Dany Yatom, a former Mossad chief, said he did not know who had "liquidated" Mughniyeh. "But it was a success for the intelligence community. He was one of the biggest terrorists in the world, in the same league with Osama bin Laden," he added.
The attack would demonstrate a remarkable ability to liquidate fugitives in the heart of an enemy Arab dictatorship which has pervasive security and intelligence services.
It is also an embarrassment that a terrorist with a $5 million American bounty on his head was apparently being harboured by Syria.
Syria gives sanctuary to Khaled Meshal, the political leader of the radical Palestinian group, Hamas. Also based in Damascus is Ahmed Jibril, leader of the Popular Front for the Liberation of Palestine – General Command, the group originally blamed for Lockerbie.
Mughniyeh led the Islamic Jihad organisation – one of several shadowy terror groups that operated under the Hezbollah umbrella – which kidnapped at least 40 westerners in Lebanon in the 1980s.
Islamic Jihad killed some and exchanged others for American weapons for Iran in what was later known as the Iran-Contra scandal which tarnished the administration of Ronald Reagan.
The grandson of a Shia Muslim mullah in Lebanon, Mughniyeh was a high-school drop-out but began attracting attention when he underwent a training programme with Yasser Arafat's faction of the PLO in the late 1970s.
His commanders were highly impressed by his personal courage and his expert handling of weapons and explosives.
Eventually he fell out with Arafat's Fatah group, and in 1982 he joined Hezbollah just as it was being formed.

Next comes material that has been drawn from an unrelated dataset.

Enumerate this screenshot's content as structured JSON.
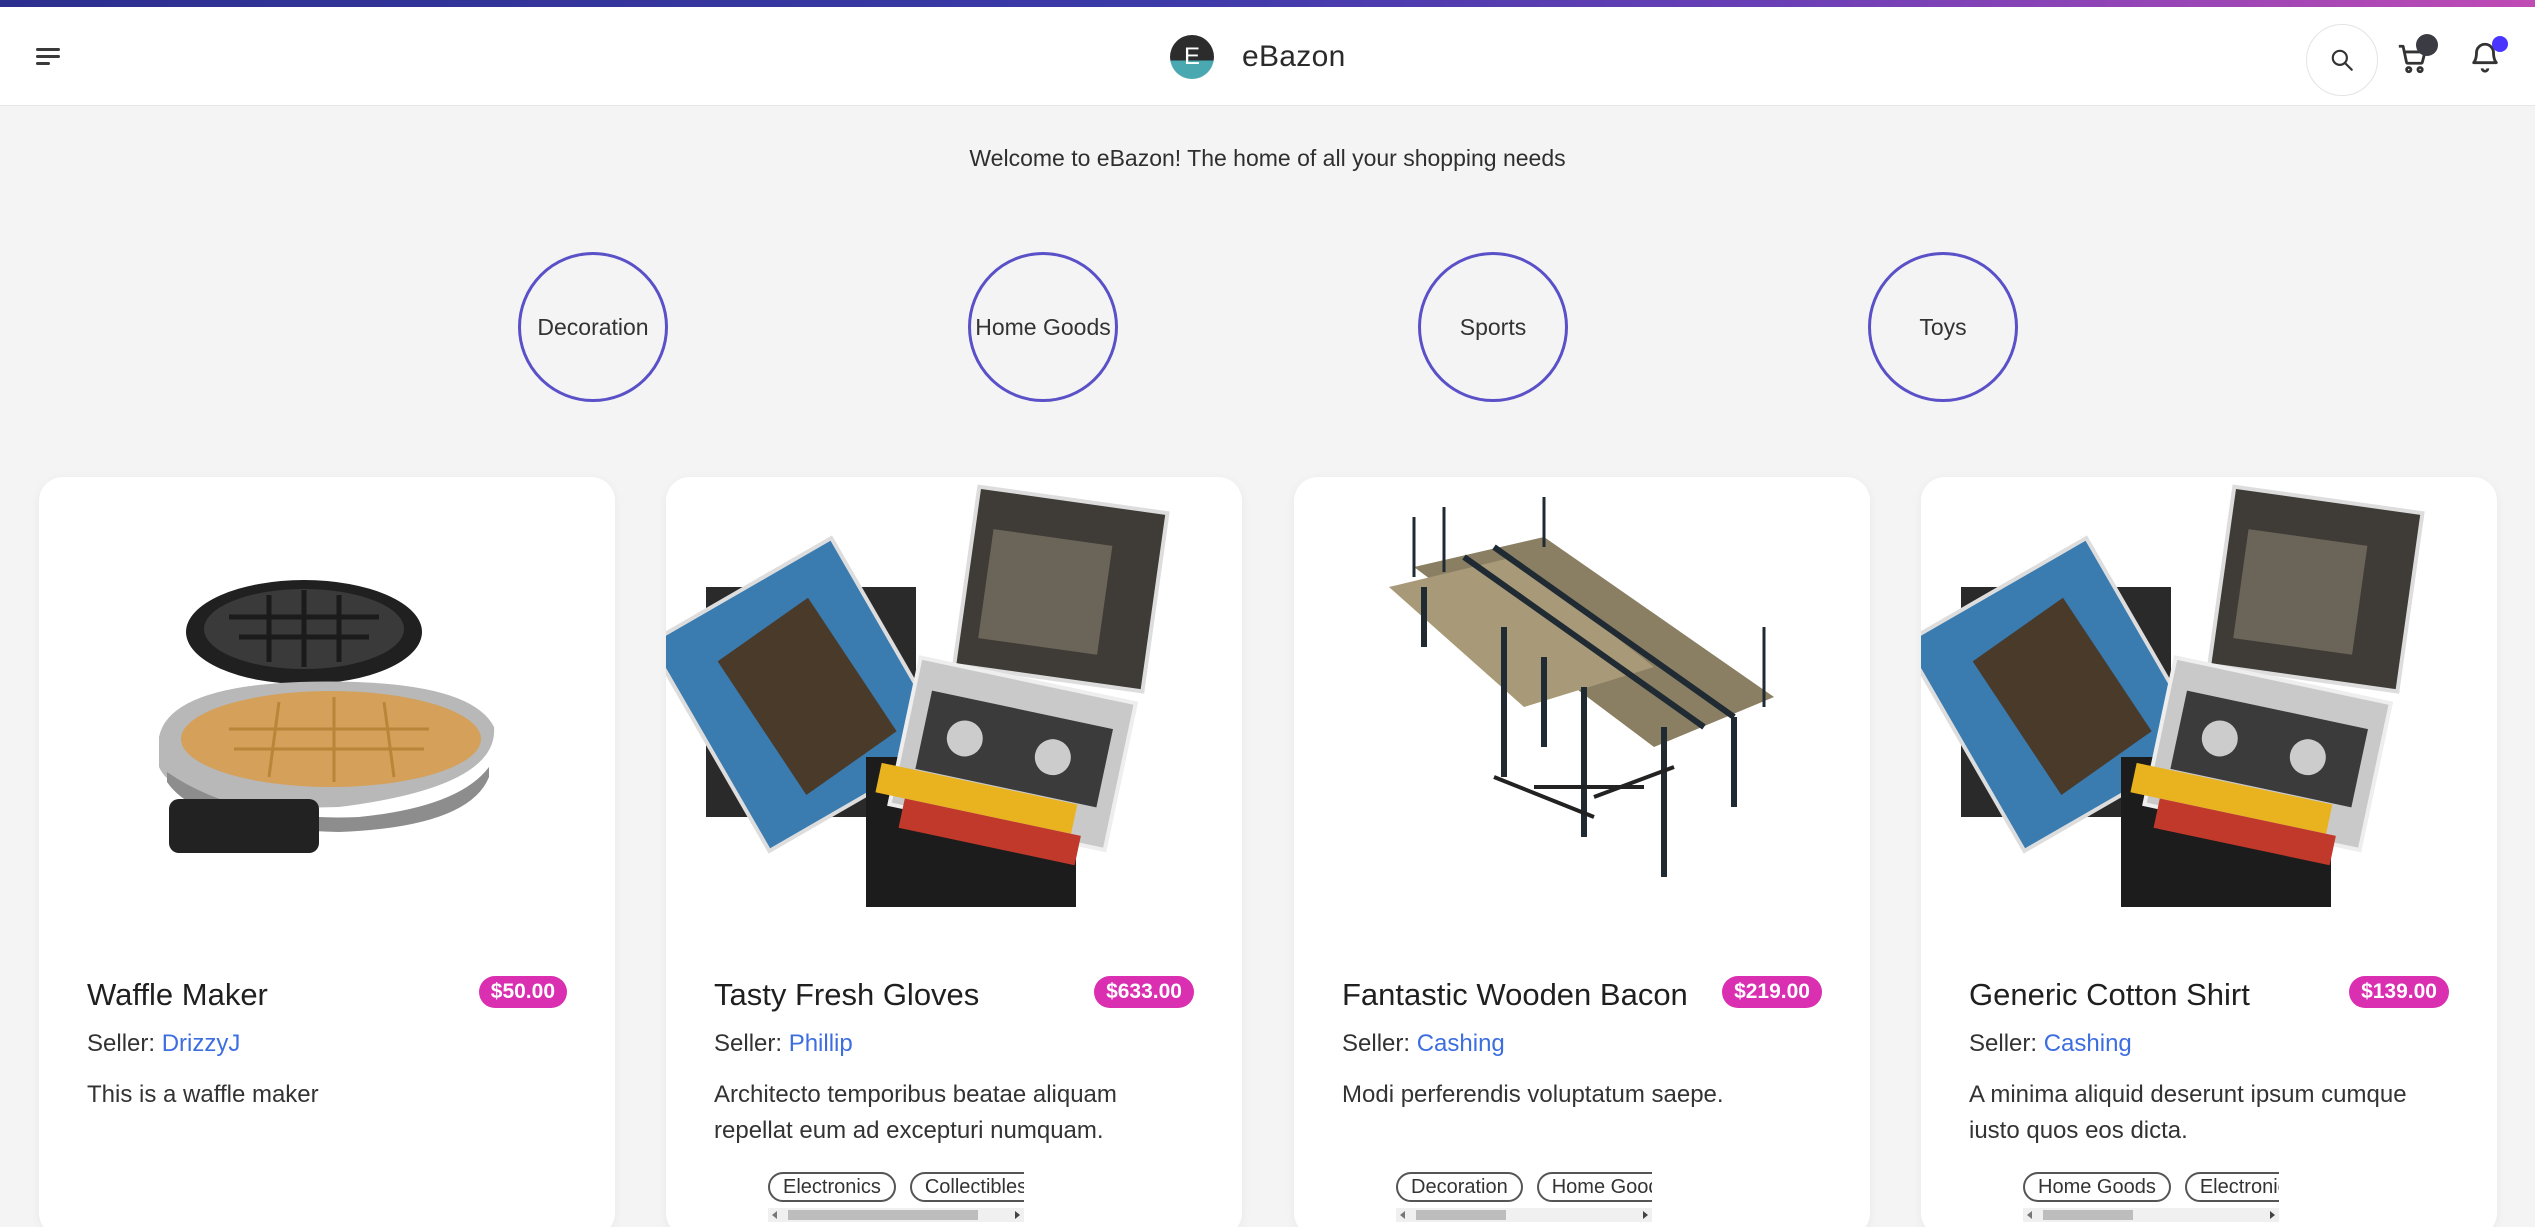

It is believed Mughniyeh – fearing for his life – moved to Iran in the late 1990s where he was kept on a tight leash by the authorities in Tehran.

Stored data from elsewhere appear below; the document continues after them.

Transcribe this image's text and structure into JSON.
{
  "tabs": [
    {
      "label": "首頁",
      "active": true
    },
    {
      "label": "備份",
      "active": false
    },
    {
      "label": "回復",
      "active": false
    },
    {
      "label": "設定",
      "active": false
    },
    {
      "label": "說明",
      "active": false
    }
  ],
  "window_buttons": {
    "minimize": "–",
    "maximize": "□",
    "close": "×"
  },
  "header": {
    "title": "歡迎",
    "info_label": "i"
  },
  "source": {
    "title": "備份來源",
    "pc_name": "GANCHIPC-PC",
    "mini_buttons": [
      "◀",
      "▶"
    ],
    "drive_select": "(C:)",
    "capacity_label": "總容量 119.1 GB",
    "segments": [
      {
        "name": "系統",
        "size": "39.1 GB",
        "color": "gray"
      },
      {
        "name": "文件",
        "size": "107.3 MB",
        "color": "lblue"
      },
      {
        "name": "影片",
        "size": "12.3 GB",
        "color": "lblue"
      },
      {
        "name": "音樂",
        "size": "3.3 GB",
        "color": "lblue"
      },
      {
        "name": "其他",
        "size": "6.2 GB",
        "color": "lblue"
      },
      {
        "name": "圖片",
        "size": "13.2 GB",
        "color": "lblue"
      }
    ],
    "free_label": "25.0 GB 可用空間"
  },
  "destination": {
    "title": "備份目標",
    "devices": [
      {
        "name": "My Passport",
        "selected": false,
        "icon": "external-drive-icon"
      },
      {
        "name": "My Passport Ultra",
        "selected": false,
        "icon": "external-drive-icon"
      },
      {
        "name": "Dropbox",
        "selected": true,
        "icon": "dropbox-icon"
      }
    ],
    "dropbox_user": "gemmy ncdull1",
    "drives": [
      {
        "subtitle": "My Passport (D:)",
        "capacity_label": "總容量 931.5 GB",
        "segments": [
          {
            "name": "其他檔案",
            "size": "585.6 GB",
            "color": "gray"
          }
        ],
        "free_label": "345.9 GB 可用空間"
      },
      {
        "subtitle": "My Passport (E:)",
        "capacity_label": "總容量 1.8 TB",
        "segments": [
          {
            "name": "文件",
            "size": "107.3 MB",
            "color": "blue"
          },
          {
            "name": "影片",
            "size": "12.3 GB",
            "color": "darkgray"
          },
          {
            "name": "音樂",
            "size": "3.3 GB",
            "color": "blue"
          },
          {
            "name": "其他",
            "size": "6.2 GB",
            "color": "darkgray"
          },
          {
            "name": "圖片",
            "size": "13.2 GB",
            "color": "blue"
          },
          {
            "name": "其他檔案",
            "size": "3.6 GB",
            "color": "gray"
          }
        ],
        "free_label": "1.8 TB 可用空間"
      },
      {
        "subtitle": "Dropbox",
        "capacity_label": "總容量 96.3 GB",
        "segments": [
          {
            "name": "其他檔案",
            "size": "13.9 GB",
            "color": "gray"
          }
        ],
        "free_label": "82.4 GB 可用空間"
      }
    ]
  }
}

He was allowed to run an import-export business and lived a flashy, caviar lifestyle. He was also given an Iranian passport.

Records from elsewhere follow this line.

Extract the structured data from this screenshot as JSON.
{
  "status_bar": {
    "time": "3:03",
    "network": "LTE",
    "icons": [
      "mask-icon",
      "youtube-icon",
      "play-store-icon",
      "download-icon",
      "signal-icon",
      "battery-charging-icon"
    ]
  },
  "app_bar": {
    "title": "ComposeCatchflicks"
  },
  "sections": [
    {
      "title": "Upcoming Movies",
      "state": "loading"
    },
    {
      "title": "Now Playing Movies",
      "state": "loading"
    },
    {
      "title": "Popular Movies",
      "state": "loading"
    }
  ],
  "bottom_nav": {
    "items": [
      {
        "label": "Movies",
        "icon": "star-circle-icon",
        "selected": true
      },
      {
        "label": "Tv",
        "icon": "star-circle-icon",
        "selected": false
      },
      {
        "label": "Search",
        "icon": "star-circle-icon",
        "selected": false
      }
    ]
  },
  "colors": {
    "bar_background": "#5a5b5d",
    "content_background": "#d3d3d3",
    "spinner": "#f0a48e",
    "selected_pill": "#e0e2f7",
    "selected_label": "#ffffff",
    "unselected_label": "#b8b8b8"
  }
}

"Mughniyeh is probably the most intelligent, most capable operative we've ever run across," said Robert Baer, a former CIA operative who hunted the terrorist for years.
"He enters by one door, exits by another, changes his cars daily, never makes appointments on a telephone, never is predictable," Mr Baer told a US television station a few years ago.
Mughniyeh was last seen in public at the funeral of his brother, Fuad, who was killed in December 1994 when a booby-trapped car blew up in Beirut. Many believed Mughniyeh himself had been the intended target. Another of his brothers was killed in a car bombing ten years earlier.
Mughniyeh will make his final appearance today in southern Beirut when Hezbollah gives him a big funeral.
THE HAND OF MUGHNIYEHAPRIL 1983
A suicide bomber rams a van packed with explosives into the US embassy in Beirut, killing 63 people, including 17 Americans.
OCTOBER 1983
Suicide attackers carry out near-simultaneous truck bombings against barracks of French and US peacekeeping forces in Beirut, killing 241 American marines and 58 French paratroopers.
MARCH 1984
Lt-Col William Buckley, CIA station chief in Beirut, is kidnapped and eventually killed in the beginning of a spate of kidnappings of foreigners linked to Hezbollah.
MARCH 1985
Associated Press chief Mid-East correspondent Terry Anderson is kidnapped and held for the next six years.
JUNE 1985
Lebanese Shiite militants hijack TWA flight 847 from Athens to Rome, flying it back and forth between Beirut and Algiers. At Beirut airport, the hijackers shoot US navy diver Robert Stetham, a passenger on the plane, and dump his body on the runway. Most of the 150 passengers were released over the course of the three-day hijacking, with the remainder freed about two weeks later.
17 APRIL, 1986
British TV journalist John McCarthy is abducted. He was set free after more than five years.
20 JANUARY, 1987
Anglican Church envoy Terry Waite is taken hostage and held for almost five years.
MARCH 1992
A pick-up truck packed with explosives smashes into the Israeli embassy in Buenos Aires, Argentina, killing 29 people.
JULY 1994
A van packed with explosives levels a seven-storey Jewish centre in Buenos Aires, killing 95 people. Argentina issued an arrest warrant for Mughniyeh in 1999.
13 FEBRUARY, 2008
Mughniyeh dies in car bomb attack in the Syrian capital, Damascus.